Ketika memasuki usia remaja (puber), setiap anak mengalami perubahan yang sangat signifikan pada fisiknya, terutama yang terkait dengan organ-organ seksualnya. Perubahan-perubahan tersebut menimbulkan kecanggungan pada diri remaja karena ia harus menyesuaikan diri dengan perubahan-perubahan tadi. Penyesuaian ini tidak selalu bisa mereka lewati dengan baik, lebih-lebih bila tidak ada bimbingan dan dukungan dari orang tua.
Bersamaan dengan terjadinya perubahan fisik menuju kedewasaan, perubahan yang bersifat psikologis juga dialami oleh remaja. Pada diri mereka mulai muncul perasaan akan identitas diri. Jika pada waktu kanak-kanak mereka tidak pernah berpikir tentang jati diri mereka sendiri, maka pada masa remaja pertanyaan-pertanyaan seperti “siapa diri saya?” dan “apa tujuan hidup saya?” menjadi persoalan yang sangat penting. Ini sebetulnya pertanyaan yang wajar bagi setiap orang yang memasuki usia dewasa, karena pada masa ini mereka sudah harus mulai mandiri, termasuk dalam hal identitas atau jati diri. Persoalannya menjadi serius ketika pertanyaan-pertanyaan ini tidak bisa dijawab dengan baik dan terus berlarut-larut menggelayuti pikiran mereka.
Namun kewajaran yang dialami oleh remaja tersebut hanya semakin berlarut-larut dalam pencarian “Aku” sehingga tak sedikit berimbas pada hilangnya sosok peran orang tua yang sebelumnya mereka idealkan semasa kecil, kini mulai sedikit demi sedkit ingin mereka jauhi, terutama jika orang tua bermasalah. Sehingga Remaja mulai melirik model-model peran dan identitas yang ada di luar keluarganya.
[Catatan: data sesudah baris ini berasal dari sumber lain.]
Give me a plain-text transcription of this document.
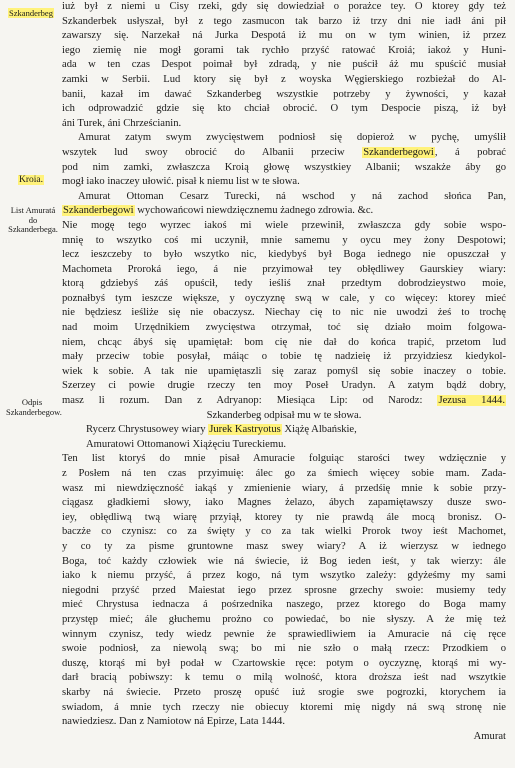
Szkanderbeg
Kroia.
List Amuratá do Szkanderbega.
Odpis Szkanderbegow.
iuż był z niemi u Cisy rzeki, gdy się dowiedział o porażce tey. O ktorey gdy też
Szkanderbek usłyszał, był z tego zasmucon tak barzo iż trzy dni nie iadł áni pił
zawarszy się. Narzekał ná Jurka Despotá iż mu on w tym winien, iż przez
iego ziemię nie mogł gorami tak rychło przyść ratować Kroiá; iakoż y Huni-
ada w ten czas Despot poimał był zdradą, y nie puścił áż mu spuścić musiał
zamki w Serbii. Lud ktory się był z woyska Węgierskiego rozbieżał do Al-
banii, kazał im dawać Szkanderbeg wszystkie potrzeby y żywności, y kazał
ich odprowadzić gdzie się kto chciał obrocić. O tym Despocie piszą, iż był
áni Turek, áni Chrześcianin.
Amurat zatym swym zwycięstwem podniosł się dopieroż w pychę, umyślił
wszytek lud swoy obrocić do Albanii przeciw Szkanderbegowi, á pobrać
pod nim zamki, zwłaszcza Kroią głowę wszystkiey Albanii; wszakże áby go
mogł iako inaczey ułowić. pisał k niemu list w te słowa.
Amurat Ottoman Cesarz Turecki, ná wschod y ná zachod słońca Pan,
Szkanderbegowi wychowańcowi niewdzięcznemu żadnego zdrowia. &c.
Nie mogę tego wyrzec iakoś mi wiele przewinił, zwłaszcza gdy sobie wspo-
mnię to wszytko coś mi uczynił, mnie samemu y oycu mey żony Despotowi;
lecz ieszczeby to było wszytko nic, kiedybyś był Boga iednego nie opuszczał y
Machometa Proroká iego, á nie przyimował tey obłędliwey Gaurskiey wiary:
ktorą gdziebyś záś opuścił, tedy ieśliś znał przedtym dobrodzieystwo moie,
poznałbyś tym ieszcze większe, y oyczyznę swą w cale, y co więcey: ktorey mieć
nie będziesz ieśliże się nie obaczysz. Niechay cię to nic nie uwodzi żeś to trochę
nad moim Urzędnikiem zwycięstwa otrzymał, toć się działo moim folgowa-
niem, chcąc ábyś się upamiętał: bom cię nie dał do końca trapić, przetom lud
mały przeciw tobie posyłał, máiąc o tobie tę nadzieię iż przyidziesz kiedykol-
wiek k sobie. A tak nie upamiętaszli się zaraz pomyśl się sobie inaczey o tobie.
Szerzey ci powie drugie rzeczy ten moy Poseł Uradyn. A zatym bądź dobry,
masz li rozum. Dan z Adryanop: Miesiąca Lip: od Narodz: Jezusa 1444.
Szkanderbeg odpisał mu w te słowa.
Rycerz Chrystusowey wiary Jurek Kastryotus Xiążę Albańskie,
Amuratowi Ottomanowi Xiążęciu Tureckiemu.
Ten list ktoryś do mnie pisał Amuracie folguiąc starości twey wdzięcznie y
z Posłem ná ten czas przyimuię: álec go za śmiech więcey sobie mam. Zada-
wasz mi niewdzięczność iakąś y zmienienie wiary, á przedśię mnie k sobie przy-
ciągasz gładkiemi słowy, iako Magnes żelazo, ábych zapamiętawszy dusze swo-
iey, obłędliwą twą wiarę przyiął, ktorey ty nie prawdą ále mocą bronisz. O-
baczże co czynisz: co za święty y co za tak wielki Prorok twoy ieśt Machomet,
y co ty za pisme gruntowne masz swey wiary? A iż wierzysz w iednego
Boga, toć każdy człowiek wie ná świecie, iż Bog ieden ieśt, y tak wierzy: ále
iako k niemu przyść, á przez kogo, ná tym wszytko zależy: gdyżeśmy my sami
niegodni przyść przed Maiestat iego przez sprosne grzechy swoie: musiemy tedy
mieć Chrystusa iednacza á pośrzednika naszego, przez ktorego do Boga mamy
przystęp mieć; ále głuchemu prożno co powiedać, bo nie słyszy. A że mię też
winnym czynisz, tedy wiedz pewnie że sprawiedliwiem ia Amuracie ná cię ręce
swoie podniosł, za niewolą swą; bo mi nie szło o małą rzecz: Przodkiem o
duszę, ktorąś mi był podał w Czartowskie ręce: potym o oyczyznę, ktorąś mi wy-
darł bracią pobiwszy: k temu o milą wolność, ktora droższa ieśt nad wszytkie
skarby ná świecie. Przeto proszę opuść iuż srogie swe pogrozki, ktorychem ia
swiadom, á mnie tych rzeczy nie obiecuy ktoremi mię nigdy ná swą stronę nie
nawiedziesz. Dan z Namiotow ná Epirze, Lata 1444.
Amurat
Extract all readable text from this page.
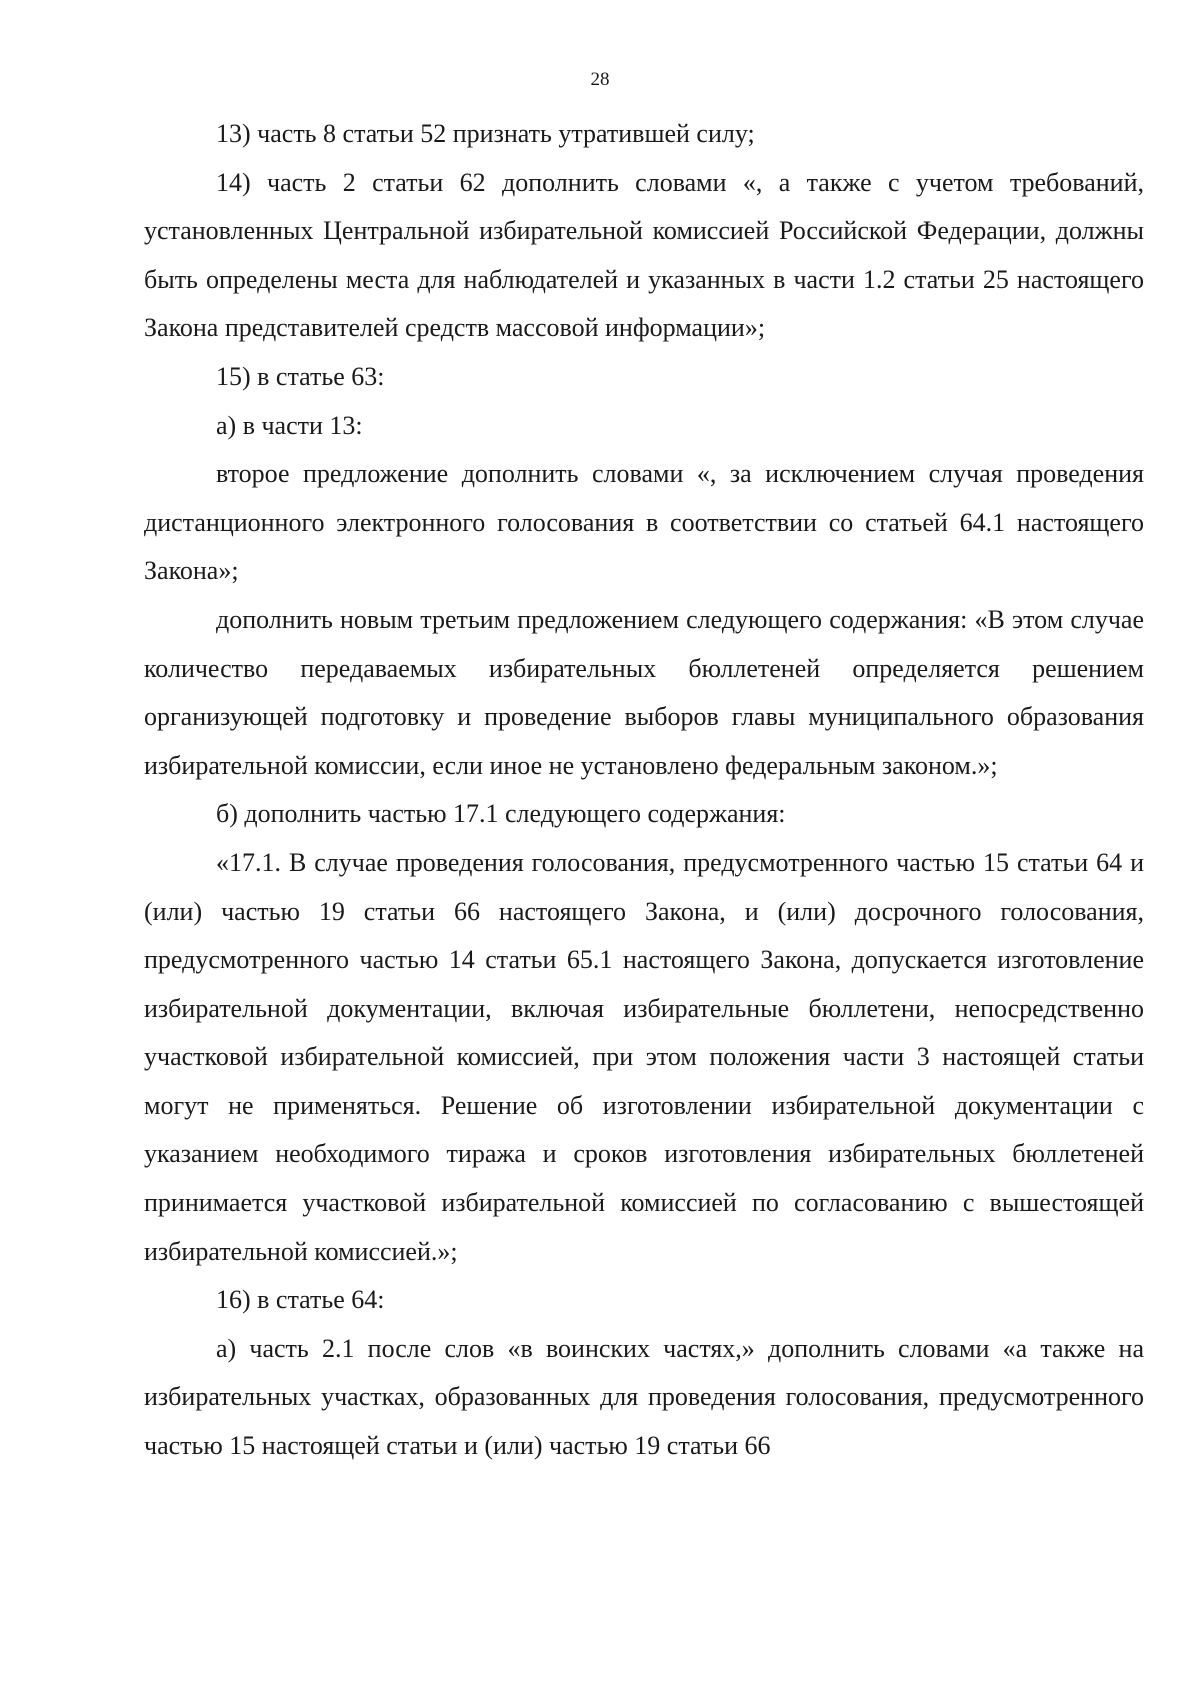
28

13) часть 8 статьи 52 признать утратившей силу;

14) часть 2 статьи 62 дополнить словами «, а также с учетом требований, установленных Центральной избирательной комиссией Российской Федерации, должны быть определены места для наблюдателей и указанных в части 1.2 статьи 25 настоящего Закона представителей средств массовой информации»;

15) в статье 63:

а) в части 13:

второе предложение дополнить словами «, за исключением случая проведения дистанционного электронного голосования в соответствии со статьей 64.1 настоящего Закона»;

дополнить новым третьим предложением следующего содержания: «В этом случае количество передаваемых избирательных бюллетеней определяется решением организующей подготовку и проведение выборов главы муниципального образования избирательной комиссии, если иное не установлено федеральным законом.»;

б) дополнить частью 17.1 следующего содержания:

«17.1. В случае проведения голосования, предусмотренного частью 15 статьи 64 и (или) частью 19 статьи 66 настоящего Закона, и (или) досрочного голосования, предусмотренного частью 14 статьи 65.1 настоящего Закона, допускается изготовление избирательной документации, включая избирательные бюллетени, непосредственно участковой избирательной комиссией, при этом положения части 3 настоящей статьи могут не применяться. Решение об изготовлении избирательной документации с указанием необходимого тиража и сроков изготовления избирательных бюллетеней принимается участковой избирательной комиссией по согласованию с вышестоящей избирательной комиссией.»;

16) в статье 64:

а) часть 2.1 после слов «в воинских частях,» дополнить словами «а также на избирательных участках, образованных для проведения голосования, предусмотренного частью 15 настоящей статьи и (или) частью 19 статьи 66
Namun, mereka seringkali mengalami kebingungan karena ada begitu banyak pilihan peran dan nilai-nilai yang saling bertentangan satu sama lain, sementara mereka tidak banyak memperoleh bimbingan yang mantap bagaimana seharusnya menentukan pilihan yang terbaik bagi diri mereka sendiri. Semua itu membawa remaja kepada kondisi yang sangat labil, rentan, dan mudah terpengaruh oleh lingkungannya.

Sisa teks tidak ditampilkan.